Do we think highly of men who use their freedom of speech to provoke a fight?

And how about Charlie Hebdo?

Yes, we all acknowledge Charlie’s right to publish whatever it likes, but where would we be today if John Kennedy had responded to the Cuban Missile Crisis by sending Khrushchev a caricature of a bald fat man being sodomized by Robert McNamara? Well, many of us would likely not be anywhere at all. Fortunately, we had a man of wisdom, courage and integrity at the helm in that moment of crisis.

If you’re not sure what Charlie Hebdo is all about, do a Google image search. Next do a search for Islam and blasphemy. Mix the two of them up and ask yourself if what you have might not be rather explosive.

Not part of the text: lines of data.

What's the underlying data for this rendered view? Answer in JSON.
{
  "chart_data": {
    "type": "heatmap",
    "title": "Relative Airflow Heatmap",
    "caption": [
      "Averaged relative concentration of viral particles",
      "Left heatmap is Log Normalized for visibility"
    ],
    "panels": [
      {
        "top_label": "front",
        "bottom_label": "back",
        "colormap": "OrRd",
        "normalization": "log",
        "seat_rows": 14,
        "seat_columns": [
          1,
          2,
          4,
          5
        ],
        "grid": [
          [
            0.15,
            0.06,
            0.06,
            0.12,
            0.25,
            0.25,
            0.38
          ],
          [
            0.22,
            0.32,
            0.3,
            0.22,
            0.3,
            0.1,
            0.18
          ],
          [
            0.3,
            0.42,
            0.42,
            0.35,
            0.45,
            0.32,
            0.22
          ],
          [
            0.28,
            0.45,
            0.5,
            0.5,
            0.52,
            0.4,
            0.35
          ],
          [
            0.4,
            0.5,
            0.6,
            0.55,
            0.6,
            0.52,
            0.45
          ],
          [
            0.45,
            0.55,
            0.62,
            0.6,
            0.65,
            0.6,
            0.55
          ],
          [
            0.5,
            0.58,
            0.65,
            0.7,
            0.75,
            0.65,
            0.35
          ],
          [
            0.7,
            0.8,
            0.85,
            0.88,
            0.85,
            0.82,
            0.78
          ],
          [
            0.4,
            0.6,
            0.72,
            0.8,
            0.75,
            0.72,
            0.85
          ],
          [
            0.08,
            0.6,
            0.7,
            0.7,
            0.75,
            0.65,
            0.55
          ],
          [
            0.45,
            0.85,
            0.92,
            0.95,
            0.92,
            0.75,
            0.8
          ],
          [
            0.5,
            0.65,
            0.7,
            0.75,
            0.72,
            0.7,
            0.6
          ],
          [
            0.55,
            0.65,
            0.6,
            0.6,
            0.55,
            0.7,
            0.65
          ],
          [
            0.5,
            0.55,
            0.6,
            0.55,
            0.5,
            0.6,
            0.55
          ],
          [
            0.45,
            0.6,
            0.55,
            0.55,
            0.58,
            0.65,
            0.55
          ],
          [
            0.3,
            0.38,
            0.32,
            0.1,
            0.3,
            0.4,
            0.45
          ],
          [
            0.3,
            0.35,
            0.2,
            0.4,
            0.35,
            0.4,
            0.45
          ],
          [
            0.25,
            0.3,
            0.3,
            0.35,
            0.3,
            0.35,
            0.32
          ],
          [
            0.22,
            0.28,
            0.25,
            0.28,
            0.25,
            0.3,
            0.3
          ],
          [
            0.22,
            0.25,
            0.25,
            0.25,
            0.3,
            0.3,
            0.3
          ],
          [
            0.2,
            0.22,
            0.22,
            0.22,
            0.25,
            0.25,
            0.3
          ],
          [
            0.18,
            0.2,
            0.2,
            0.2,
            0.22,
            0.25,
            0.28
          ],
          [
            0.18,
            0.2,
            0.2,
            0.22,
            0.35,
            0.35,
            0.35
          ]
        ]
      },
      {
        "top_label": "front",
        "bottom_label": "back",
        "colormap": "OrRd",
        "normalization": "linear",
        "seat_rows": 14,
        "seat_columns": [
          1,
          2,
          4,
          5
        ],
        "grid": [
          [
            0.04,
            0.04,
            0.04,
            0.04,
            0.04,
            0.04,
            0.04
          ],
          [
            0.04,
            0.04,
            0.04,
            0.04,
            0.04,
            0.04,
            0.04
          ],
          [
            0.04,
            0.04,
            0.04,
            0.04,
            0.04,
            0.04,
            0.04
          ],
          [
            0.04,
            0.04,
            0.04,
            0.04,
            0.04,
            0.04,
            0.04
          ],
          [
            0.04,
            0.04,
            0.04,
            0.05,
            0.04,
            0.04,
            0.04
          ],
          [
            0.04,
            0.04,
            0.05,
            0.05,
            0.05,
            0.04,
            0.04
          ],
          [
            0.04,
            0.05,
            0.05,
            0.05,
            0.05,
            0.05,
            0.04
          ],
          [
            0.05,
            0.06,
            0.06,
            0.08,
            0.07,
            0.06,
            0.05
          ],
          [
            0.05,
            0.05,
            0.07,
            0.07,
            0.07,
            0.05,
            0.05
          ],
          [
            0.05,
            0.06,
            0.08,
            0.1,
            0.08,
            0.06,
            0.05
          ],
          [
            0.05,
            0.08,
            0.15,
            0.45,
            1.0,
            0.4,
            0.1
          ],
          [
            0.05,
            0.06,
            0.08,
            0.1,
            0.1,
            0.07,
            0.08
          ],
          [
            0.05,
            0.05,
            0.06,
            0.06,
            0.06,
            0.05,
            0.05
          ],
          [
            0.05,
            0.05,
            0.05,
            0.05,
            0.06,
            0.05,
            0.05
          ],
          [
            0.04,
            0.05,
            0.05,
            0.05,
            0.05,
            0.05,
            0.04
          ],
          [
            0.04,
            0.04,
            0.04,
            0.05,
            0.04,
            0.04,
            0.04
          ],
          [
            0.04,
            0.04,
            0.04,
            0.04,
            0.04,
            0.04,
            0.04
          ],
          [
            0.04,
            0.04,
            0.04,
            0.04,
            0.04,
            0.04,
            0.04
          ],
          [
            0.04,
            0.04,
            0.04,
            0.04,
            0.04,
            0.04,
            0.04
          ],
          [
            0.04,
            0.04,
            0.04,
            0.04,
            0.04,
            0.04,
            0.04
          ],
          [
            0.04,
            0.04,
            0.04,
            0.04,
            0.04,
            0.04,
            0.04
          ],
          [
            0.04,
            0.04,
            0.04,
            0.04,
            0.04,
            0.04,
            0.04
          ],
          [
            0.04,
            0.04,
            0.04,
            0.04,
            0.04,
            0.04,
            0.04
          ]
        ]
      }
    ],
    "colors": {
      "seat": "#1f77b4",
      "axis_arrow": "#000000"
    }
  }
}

Are we to take seriously the threat posed by idealistic but angry young men who are willing to die for their convictions? If not, I don’t know what this never-ending war on terror is all about. On the other hand, if such men do pose a real danger, is it wise or courageous to publish things simply to antagonize them?

Do we consider it an act of wisdom and courage to antagonize a rattlesnake in the path?

Terrorism is, perhaps, the ultimate expression of free speech. Murderers keep their crimes hidden. Terrorists want all the world to see. They have a message for us, and a video of a beheading gets that message across much more powerfully than, let’s say, a video of an extended middle finger.

Yes, we should stand in solidarity with the French people at this difficult time. And, no, we should not allow ourselves to be intimidated by acts of terror. We must never be made afraid to exercise our Constitutional rights. But I do wonder if it isn’t time that we discuss what it means to exercise those rights in a responsible manner.

Je suis Charlie? Non, Monsieur, not I.

Dan Pietsch


  1. Most people with the attention span of a goldfish, simplify most issues. Every story needs a victim, a hero and a monster, and wrap it up with a sugar coated happy ending. So the victim is the newspaper crew, the monster are the shooter, typically the police, medics fire dept are the default hero. the feel good award goes to the supporters with the sign.

    My opinion is that these “terrorists” are basically like organized crime mafia. Would a Chicago newspaper make insulting cartoons of Al Capone or Don Corleone or Tony Soprano? The newspaper has security guards on staff. They knew they were poking the wasp nest, and stirring up hate.

    They have the legal right of protection in court, but karma doesn’t stop bullets.

    This seemed so unnecessary to create hate under the cover of free speech.

    They would have gotten my support if their free speech was used for the greater good or to expose criminal activity.

    But I equally do not endorse hate speech in the press, just as much as I don’t endorse assassinations of anyone.